After taking several tutorials on Llamaindex, I have a clearer understanding on the implementation and flow of the system as shown below:

Llamaindex flow chart

Also, I had the opportunity to implement Llamaindex on both the structured and unstructured datasets for the Housing project. While working with the unstructured data, I was able to implement both the Vector Query Engine and the Summary Query Engine, and using a Router Query Engine where it will choose the suitable query engine depending on the query. Some of the codes and the results are shown below:

While dealing with structured data such as a CSV data file, I implemented a Pandas Query Engine where it is able to take in a query from the user, perform pandas operation and provide an output as shown below:

New Learning Direction

During the program, I’ve pursued new directions in learning and not being afraid to step out of my comfort zone in pursuing new tools such as image processing and Llamaindex. Also, I have understand the importance to reading and understanding the documentation, something that is often overlooked. Besides, one major learning curve from the program is being accountable of your own work and learning to explore the abundance of online resources or seek help from others whenever encountering any problems.

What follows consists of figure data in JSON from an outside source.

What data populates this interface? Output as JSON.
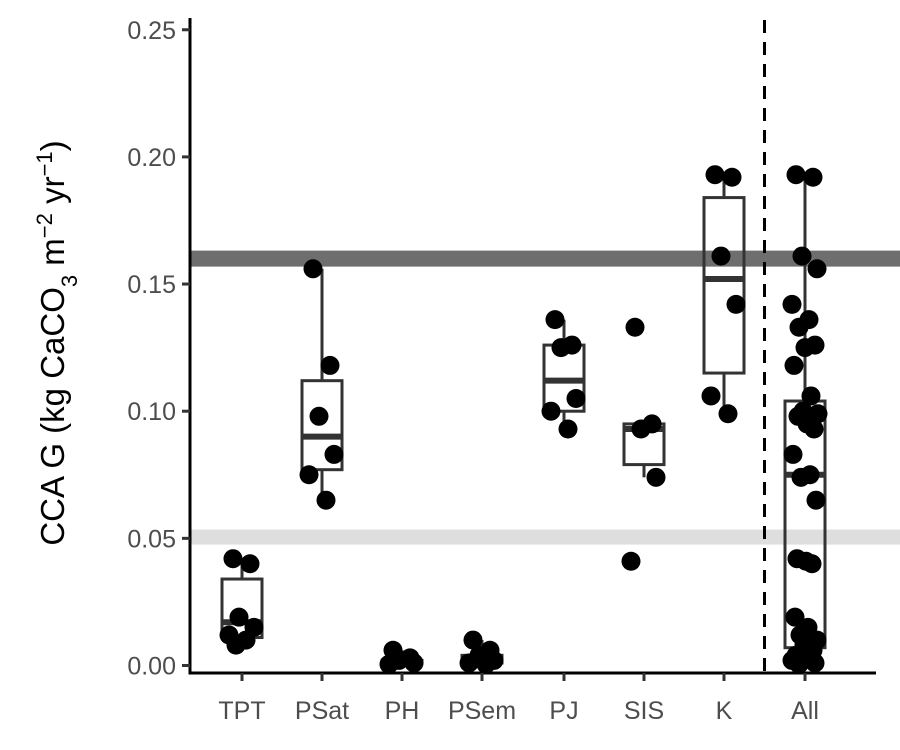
{
  "chart_data": {
    "type": "box",
    "ylabel_parts": [
      "CCA G (kg CaCO",
      "3",
      " m",
      "−2",
      " yr",
      "−1",
      ")"
    ],
    "xlabel": "",
    "ylim": [
      0,
      0.25
    ],
    "yticks": [
      "0.00",
      "0.05",
      "0.10",
      "0.15",
      "0.20",
      "0.25"
    ],
    "ytick_values": [
      0,
      0.05,
      0.1,
      0.15,
      0.2,
      0.25
    ],
    "categories": [
      "TPT",
      "PSat",
      "PH",
      "PSem",
      "PJ",
      "SIS",
      "K",
      "All"
    ],
    "reference_bands": [
      {
        "value": 0.16,
        "color": "#6e6e6e"
      },
      {
        "value": 0.0505,
        "color": "#dedede"
      }
    ],
    "separator_after": "K",
    "boxes": [
      {
        "category": "TPT",
        "q1": 0.011,
        "median": 0.017,
        "q3": 0.034,
        "whisker_low": 0.008,
        "whisker_high": 0.042
      },
      {
        "category": "PSat",
        "q1": 0.077,
        "median": 0.09,
        "q3": 0.112,
        "whisker_low": 0.065,
        "whisker_high": 0.156
      },
      {
        "category": "PH",
        "q1": 0.001,
        "median": 0.0015,
        "q3": 0.002,
        "whisker_low": 0.0005,
        "whisker_high": 0.006
      },
      {
        "category": "PSem",
        "q1": 0.001,
        "median": 0.003,
        "q3": 0.004,
        "whisker_low": 0.0005,
        "whisker_high": 0.01
      },
      {
        "category": "PJ",
        "q1": 0.1,
        "median": 0.112,
        "q3": 0.126,
        "whisker_low": 0.093,
        "whisker_high": 0.136
      },
      {
        "category": "SIS",
        "q1": 0.079,
        "median": 0.093,
        "q3": 0.095,
        "whisker_low": 0.074,
        "whisker_high": 0.095
      },
      {
        "category": "K",
        "q1": 0.115,
        "median": 0.152,
        "q3": 0.184,
        "whisker_low": 0.099,
        "whisker_high": 0.193
      },
      {
        "category": "All",
        "q1": 0.007,
        "median": 0.075,
        "q3": 0.104,
        "whisker_low": 0.0005,
        "whisker_high": 0.193
      }
    ],
    "points": [
      {
        "category": "TPT",
        "values": [
          0.042,
          0.04,
          0.019,
          0.015,
          0.012,
          0.01,
          0.008
        ]
      },
      {
        "category": "PSat",
        "values": [
          0.156,
          0.118,
          0.098,
          0.083,
          0.075,
          0.065
        ]
      },
      {
        "category": "PH",
        "values": [
          0.006,
          0.003,
          0.002,
          0.001,
          0.0005
        ]
      },
      {
        "category": "PSem",
        "values": [
          0.01,
          0.006,
          0.004,
          0.002,
          0.001,
          0.0005
        ]
      },
      {
        "category": "PJ",
        "values": [
          0.136,
          0.126,
          0.125,
          0.105,
          0.1,
          0.093
        ]
      },
      {
        "category": "SIS",
        "values": [
          0.133,
          0.095,
          0.093,
          0.074,
          0.041
        ]
      },
      {
        "category": "K",
        "values": [
          0.193,
          0.192,
          0.161,
          0.142,
          0.106,
          0.099
        ]
      },
      {
        "category": "All",
        "values": [
          0.193,
          0.192,
          0.161,
          0.156,
          0.142,
          0.136,
          0.133,
          0.126,
          0.125,
          0.118,
          0.106,
          0.1,
          0.099,
          0.098,
          0.095,
          0.093,
          0.083,
          0.075,
          0.074,
          0.065,
          0.042,
          0.041,
          0.04,
          0.019,
          0.015,
          0.012,
          0.01,
          0.008,
          0.006,
          0.004,
          0.003,
          0.002,
          0.001,
          0.0005
        ]
      }
    ]
  }
}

Skills To Improve For The Rest Of The Program

  1. Continue to improve using R for data analysis and visualization especially in plotting maps

  2. Familiarize with the Llamaindex documentation and able to apply advanced concepts and customization for my query system

  3. Convey the data findings and interpretations in a more accurate and concise way

  4. Actively participate and contribute ideas during meetings

Goals Outline

Truth be told, DSPG has exceeded my expectations during these 5 weeks. I felt that I have grown so much and the learning progress has given me a clearer idea on my career pathway as a data scientist. Reflecting on my initial goals, I believe I am on the right track as the program has significantly advanced my technical capabilities and provided a solid foundation in data science practices. After a few weeks into the program, I found myself gaining valuable first hand experience into the job scope of a data scientist, and the opportunity to meet with clients and experts in different fields helped prepare me for the working world. While there is always room for improvements, I am confident that the skills and experiences gained from the program will greatly benefit me in the long run.